The ADB is poised to win approval at this weeks meetings for its concessional facility, the Asian Development Fund (ADF), which is expected to exceed $12 billion or an increase of least 6% on the previous replenishment.
Meanwhile finance ministers and central bank chiefs from the ASEAN+3 countries are expected to announce today a doubling of resources to $240 billion for Asias quasi-monetary fund, the Chiang Mai Initiative Multilateralized (CMIM), at a meeting chaired by Cambodian finance minister Keat Chhon on the sidelines of the ADB gathering.
ABD president Haruhiko Kuroda said the boost to the ADF combined with a major capital increase several years ago, meant the bank had sufficient financial resources overall to face the challenges confronting Asia.
In addition to the boost in CMIM finances, the amount of money it can lend to without members needing an IMF programme is likely to be increased from 20% to 30%, Kuroda said.
This is because of the CMIMs enhanced economic surveillance capability via the Asian Monitoring Regional Office (AMRO) in Singapore.
Kuroda said he did not envisage International Monetary Fund or CMIM resources being needed anytime soon. The Asian financial system at this moment is much safer and more robust than in the past Asian economies are growing very fast despite the global economic slowdown, he said
On the expansion of the ADBs own financial resources which governors are set to discuss in Manila this week, Kuroda expressed the hope that soon we can announce the final results of ADF 11 negotiations.

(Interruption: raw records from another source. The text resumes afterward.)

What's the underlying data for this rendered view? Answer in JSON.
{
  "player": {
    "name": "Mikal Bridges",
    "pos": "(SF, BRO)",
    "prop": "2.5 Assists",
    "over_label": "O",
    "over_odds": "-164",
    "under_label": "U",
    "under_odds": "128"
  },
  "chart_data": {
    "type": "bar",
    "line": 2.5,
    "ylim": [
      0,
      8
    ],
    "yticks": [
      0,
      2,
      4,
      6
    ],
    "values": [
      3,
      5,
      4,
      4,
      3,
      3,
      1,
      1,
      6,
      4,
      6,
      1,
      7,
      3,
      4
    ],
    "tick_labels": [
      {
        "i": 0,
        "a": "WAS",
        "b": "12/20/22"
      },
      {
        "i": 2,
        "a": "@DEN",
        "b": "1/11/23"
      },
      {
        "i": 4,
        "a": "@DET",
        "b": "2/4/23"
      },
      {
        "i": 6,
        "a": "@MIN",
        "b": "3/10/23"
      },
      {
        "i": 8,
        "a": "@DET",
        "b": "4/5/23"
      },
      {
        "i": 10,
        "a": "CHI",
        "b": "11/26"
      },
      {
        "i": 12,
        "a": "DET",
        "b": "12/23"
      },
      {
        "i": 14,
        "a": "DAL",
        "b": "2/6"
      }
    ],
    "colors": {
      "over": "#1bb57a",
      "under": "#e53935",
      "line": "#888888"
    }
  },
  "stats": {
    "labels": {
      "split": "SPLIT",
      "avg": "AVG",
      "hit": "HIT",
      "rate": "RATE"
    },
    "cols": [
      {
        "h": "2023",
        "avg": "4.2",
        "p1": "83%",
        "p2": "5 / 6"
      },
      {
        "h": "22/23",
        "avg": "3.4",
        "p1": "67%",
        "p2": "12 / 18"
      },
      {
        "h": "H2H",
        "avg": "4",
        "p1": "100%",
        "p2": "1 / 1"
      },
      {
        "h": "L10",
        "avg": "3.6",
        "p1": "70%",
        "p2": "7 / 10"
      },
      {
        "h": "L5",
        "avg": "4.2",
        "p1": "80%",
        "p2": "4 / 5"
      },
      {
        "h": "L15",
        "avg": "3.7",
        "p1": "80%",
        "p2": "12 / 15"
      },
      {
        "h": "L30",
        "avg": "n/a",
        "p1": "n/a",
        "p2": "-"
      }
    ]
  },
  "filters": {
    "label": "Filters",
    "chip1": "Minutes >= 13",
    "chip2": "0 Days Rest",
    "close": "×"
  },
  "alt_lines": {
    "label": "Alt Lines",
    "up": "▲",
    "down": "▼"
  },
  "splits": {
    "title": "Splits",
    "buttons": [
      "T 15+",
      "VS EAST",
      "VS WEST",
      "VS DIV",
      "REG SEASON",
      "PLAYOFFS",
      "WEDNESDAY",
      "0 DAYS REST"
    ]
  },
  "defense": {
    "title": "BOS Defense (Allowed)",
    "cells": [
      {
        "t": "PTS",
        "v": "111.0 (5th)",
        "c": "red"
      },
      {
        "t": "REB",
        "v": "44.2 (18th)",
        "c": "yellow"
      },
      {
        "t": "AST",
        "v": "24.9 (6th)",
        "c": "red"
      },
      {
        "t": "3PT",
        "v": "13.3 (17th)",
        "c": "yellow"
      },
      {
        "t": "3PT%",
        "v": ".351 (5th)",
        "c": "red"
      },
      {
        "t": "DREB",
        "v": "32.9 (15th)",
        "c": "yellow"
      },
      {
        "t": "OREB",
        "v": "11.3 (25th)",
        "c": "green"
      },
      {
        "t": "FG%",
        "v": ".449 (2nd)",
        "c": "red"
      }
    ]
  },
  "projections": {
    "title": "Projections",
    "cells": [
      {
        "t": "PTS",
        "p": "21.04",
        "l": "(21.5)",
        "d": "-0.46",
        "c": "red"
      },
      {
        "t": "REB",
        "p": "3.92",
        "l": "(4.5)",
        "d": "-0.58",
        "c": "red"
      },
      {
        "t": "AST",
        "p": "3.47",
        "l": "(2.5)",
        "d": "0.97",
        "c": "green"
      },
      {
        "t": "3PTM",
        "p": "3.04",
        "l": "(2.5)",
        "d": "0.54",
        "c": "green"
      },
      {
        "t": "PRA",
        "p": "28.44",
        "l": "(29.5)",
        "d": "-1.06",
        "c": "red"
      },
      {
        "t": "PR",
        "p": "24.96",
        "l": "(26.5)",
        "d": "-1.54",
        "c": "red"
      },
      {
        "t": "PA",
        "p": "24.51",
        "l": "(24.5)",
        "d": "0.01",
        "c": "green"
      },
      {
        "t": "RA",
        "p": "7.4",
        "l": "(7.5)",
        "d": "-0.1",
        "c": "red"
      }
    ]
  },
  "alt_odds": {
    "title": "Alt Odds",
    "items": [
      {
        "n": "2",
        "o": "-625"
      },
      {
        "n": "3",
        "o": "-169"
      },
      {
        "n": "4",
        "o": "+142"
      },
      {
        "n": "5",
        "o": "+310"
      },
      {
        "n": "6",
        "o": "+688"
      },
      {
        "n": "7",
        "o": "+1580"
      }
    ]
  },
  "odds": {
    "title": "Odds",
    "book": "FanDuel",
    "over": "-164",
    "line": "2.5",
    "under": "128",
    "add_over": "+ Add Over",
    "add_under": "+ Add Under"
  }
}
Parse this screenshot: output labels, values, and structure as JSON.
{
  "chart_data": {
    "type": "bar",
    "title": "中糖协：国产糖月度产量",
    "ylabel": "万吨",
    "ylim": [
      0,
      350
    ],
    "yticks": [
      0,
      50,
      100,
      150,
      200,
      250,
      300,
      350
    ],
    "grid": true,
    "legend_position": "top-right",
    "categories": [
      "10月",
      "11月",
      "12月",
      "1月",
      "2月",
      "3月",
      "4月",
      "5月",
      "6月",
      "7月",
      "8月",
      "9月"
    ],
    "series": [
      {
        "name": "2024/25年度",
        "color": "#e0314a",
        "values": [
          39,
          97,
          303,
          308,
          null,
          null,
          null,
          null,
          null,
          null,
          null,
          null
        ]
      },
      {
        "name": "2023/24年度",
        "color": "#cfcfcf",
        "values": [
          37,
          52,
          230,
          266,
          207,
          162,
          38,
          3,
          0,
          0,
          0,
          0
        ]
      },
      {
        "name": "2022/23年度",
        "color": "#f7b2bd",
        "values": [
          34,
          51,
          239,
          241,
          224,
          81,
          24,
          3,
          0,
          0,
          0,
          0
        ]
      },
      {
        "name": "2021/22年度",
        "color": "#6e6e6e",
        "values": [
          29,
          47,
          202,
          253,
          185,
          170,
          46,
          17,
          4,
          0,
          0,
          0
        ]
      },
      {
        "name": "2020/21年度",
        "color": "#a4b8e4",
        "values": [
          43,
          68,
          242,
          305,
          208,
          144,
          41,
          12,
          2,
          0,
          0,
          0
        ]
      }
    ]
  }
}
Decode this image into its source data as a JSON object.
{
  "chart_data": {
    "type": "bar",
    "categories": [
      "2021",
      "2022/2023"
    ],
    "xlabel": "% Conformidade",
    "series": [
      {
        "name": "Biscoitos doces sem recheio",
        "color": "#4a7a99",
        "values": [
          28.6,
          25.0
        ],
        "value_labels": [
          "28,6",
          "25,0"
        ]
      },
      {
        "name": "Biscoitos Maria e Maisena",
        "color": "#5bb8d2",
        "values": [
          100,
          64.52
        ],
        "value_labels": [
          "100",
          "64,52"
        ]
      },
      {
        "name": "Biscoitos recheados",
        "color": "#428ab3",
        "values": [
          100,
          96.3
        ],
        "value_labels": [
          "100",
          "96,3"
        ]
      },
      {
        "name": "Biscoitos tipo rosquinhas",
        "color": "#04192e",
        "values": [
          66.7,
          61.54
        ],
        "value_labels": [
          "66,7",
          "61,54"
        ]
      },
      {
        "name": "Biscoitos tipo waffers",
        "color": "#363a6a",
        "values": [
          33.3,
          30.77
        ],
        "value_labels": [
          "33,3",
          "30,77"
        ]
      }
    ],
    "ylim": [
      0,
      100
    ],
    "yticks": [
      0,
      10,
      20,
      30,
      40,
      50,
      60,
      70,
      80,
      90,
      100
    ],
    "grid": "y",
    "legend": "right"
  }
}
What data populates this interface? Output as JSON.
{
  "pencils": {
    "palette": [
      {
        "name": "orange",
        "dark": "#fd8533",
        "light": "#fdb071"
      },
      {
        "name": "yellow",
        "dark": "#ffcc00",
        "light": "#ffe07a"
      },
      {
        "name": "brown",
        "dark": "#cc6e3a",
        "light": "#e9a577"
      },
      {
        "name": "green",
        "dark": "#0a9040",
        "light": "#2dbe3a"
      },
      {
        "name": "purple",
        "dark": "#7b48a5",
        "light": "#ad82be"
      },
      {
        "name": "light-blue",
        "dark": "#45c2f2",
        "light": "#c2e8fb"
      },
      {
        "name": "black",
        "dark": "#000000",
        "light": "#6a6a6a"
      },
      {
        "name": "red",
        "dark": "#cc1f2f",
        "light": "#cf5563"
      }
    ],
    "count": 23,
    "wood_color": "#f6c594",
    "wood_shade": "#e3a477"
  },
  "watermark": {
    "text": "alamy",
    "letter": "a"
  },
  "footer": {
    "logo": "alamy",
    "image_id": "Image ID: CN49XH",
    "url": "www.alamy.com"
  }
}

I expect that ADF 11 will have significantly larger resources than ADF 10 which were [around] $11.3 billion, he said. ADF 11 will be $12 billion or even slightly more, which is a significant increase. Given the difficult economic and fiscal situation in many traditional donor countries this is great success.
Not only European countries but also the US, and Japan have quite serious fiscal problems and given this situation we highly appreciate [their contributions], he said.
Emerging economies have shown willingness to contribute more to the ADF but these contributions remain relatively small by comparison with the enormous contributions of traditional donors - Japan, US, Canada and Europe - he said.
In the long run this position might change but at this moment many emerging donors are still middle income countries and this constrains their ability to contribute more to ADF yet, he added.
US banks have their own problems to deal with while Japanese banks are cautious given the stiffer capital requirements under the Base III regime, he suggested.
Meanwhile Naoyuki Shinohara, deputy managing director of the IMF, said he was confident the fund could work with the CMIM. He said the IMF and the CMIM could play a complementary role in crisis provision but noted that cooperation between the IMF and European countries was not always smooth.
Sometimes there are conflicts of interest and differences of opinions. We have made efforts to smooth out those differences and I believe we have been successful, he said.
The same applies to the situation in Asia. If a crisis is significant and if it has spillovers into other countries I think there is big room for the IMF and the CMIM to work together.